Under the “good reason” law, citizens of Washington D.C. had to demonstrate that they had a “good reason” for needing a concealed carry permit, such as carrying around large amounts of cash or being a public figure that may make them a target of violence.
For the average person wanting to protect themselves and their family against threats they may face regardless of how much cash they carry or how famous they are, concealed carry permits could not be acquired. In fact, one estimate showed that the D.C.’s Metropolitan Police Department (MPD) denied upwards of 80% of concealed carry application in D.C.

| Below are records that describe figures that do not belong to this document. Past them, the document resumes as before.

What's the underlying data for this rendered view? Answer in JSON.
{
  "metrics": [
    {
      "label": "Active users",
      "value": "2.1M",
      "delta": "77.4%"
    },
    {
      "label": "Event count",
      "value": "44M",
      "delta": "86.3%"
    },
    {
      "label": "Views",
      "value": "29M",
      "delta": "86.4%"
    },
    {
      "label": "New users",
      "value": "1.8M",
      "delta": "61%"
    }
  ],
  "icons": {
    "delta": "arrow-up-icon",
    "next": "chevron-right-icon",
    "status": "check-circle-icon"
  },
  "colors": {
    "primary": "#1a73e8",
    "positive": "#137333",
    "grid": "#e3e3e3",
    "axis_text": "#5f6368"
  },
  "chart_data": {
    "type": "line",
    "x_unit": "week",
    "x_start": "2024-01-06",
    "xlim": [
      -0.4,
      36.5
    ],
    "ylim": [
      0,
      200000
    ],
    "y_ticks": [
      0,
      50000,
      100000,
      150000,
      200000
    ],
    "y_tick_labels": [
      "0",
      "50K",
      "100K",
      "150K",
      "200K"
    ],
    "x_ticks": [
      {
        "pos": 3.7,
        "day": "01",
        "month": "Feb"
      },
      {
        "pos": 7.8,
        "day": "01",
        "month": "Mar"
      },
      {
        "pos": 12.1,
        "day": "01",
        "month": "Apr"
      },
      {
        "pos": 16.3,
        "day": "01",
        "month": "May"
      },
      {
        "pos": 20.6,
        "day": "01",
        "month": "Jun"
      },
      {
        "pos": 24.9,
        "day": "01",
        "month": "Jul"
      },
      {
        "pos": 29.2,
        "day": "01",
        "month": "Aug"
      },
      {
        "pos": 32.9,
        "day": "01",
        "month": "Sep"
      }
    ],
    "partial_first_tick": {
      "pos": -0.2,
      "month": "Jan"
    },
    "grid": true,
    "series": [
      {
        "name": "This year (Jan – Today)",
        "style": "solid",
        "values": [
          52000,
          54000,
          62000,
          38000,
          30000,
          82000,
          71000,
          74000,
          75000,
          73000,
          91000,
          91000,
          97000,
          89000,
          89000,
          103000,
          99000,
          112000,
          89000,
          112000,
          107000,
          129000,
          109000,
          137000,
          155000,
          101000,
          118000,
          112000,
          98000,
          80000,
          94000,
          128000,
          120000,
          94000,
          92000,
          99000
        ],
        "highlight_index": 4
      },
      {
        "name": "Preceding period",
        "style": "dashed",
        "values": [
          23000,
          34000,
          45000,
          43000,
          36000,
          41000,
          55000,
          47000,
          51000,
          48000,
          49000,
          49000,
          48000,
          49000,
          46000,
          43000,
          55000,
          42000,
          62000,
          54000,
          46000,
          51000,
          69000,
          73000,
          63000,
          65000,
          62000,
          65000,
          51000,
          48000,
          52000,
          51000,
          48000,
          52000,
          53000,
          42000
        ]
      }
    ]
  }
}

In July of this year, though, The U.S. Court of Appeals for the D.C. Circuit ruled that this law was in violation of the Second Amendment, saying ““The individual right to carry common firearms beyond the home for self-defense—even in densely populated areas, even for those lacking special self-defense needs—falls within the core of the Second Amendment’s protections.” The “good reason” law completely prohibited most residents from exercising this right at all, and unique status or not, Second Amendment protections “don’t give out inside the Beltway.”
After the District unsuccessfully applied for a rehearing of the case in October, D.C. began issuing concealed carry permits without the shackle of the “good reason” law – and it seems as if citizens in D.C. are taking full advantage of their newfound rights. Last year, over a three month period of September, October, and November, there were only three National Instant Criminal Background Check System (NICS) checks done in relation to permits in D.C.. Now, though, in October of this year alone, there have been 145.
While this change in the law and the surge in armed citizens that followed it is certainly a victory for citizens living in Washington D.C., there is still a lot of work to be done. In spite of the “good reason” law being struck down, there are still plenty of regulations that discourage people in D.C. from obtaining a concealed carry permit. Applicants are required to have at least 16 hours of training from an MPD-certified firearms training instructor, at least two hours of range training, and must pay a $75 fee (or a $110 fee if the applicant’s fingerprints are not on file with the MPD).
Even the MPD’s tipsheet on crime prevention and personal safety seems to be at odds with concealed carry permit holders, saying ““[n]ever carry a firearm, knife, or other illegal weapon. A weapon will definitely escalate the situation, and it could ultimately be used to harm innocent people or yourself.”
Nevertheless, the U.S. Court of Appeals for the D.C. Circuit striking down the “good reason” law is certainly a huge step in the right direction for Second Amendment rights in D.C. – and the District is no doubt a safer place for it. In their argument in favor of the “good reason” law, the District argued that having armed citizens in D.C. would make the District less safe due to the unique number of high profile locations and individuals in the area. Yet crime committed by concealed carry permit holders across the country is all but nonexistent, rendering this argument entirely invalid.
If there’s anything we’ve learned over the course of seeing one criminal after another stopped by an armed, law-abiding citizen, it’s that the only answer for bad guys with guns is good guys with guns. Now, citizens in Washington D.C. can rest a little easier knowing that they are able to defend themselves and the ones they care about most without the government denying them that right by telling them their concerns are not valid enough.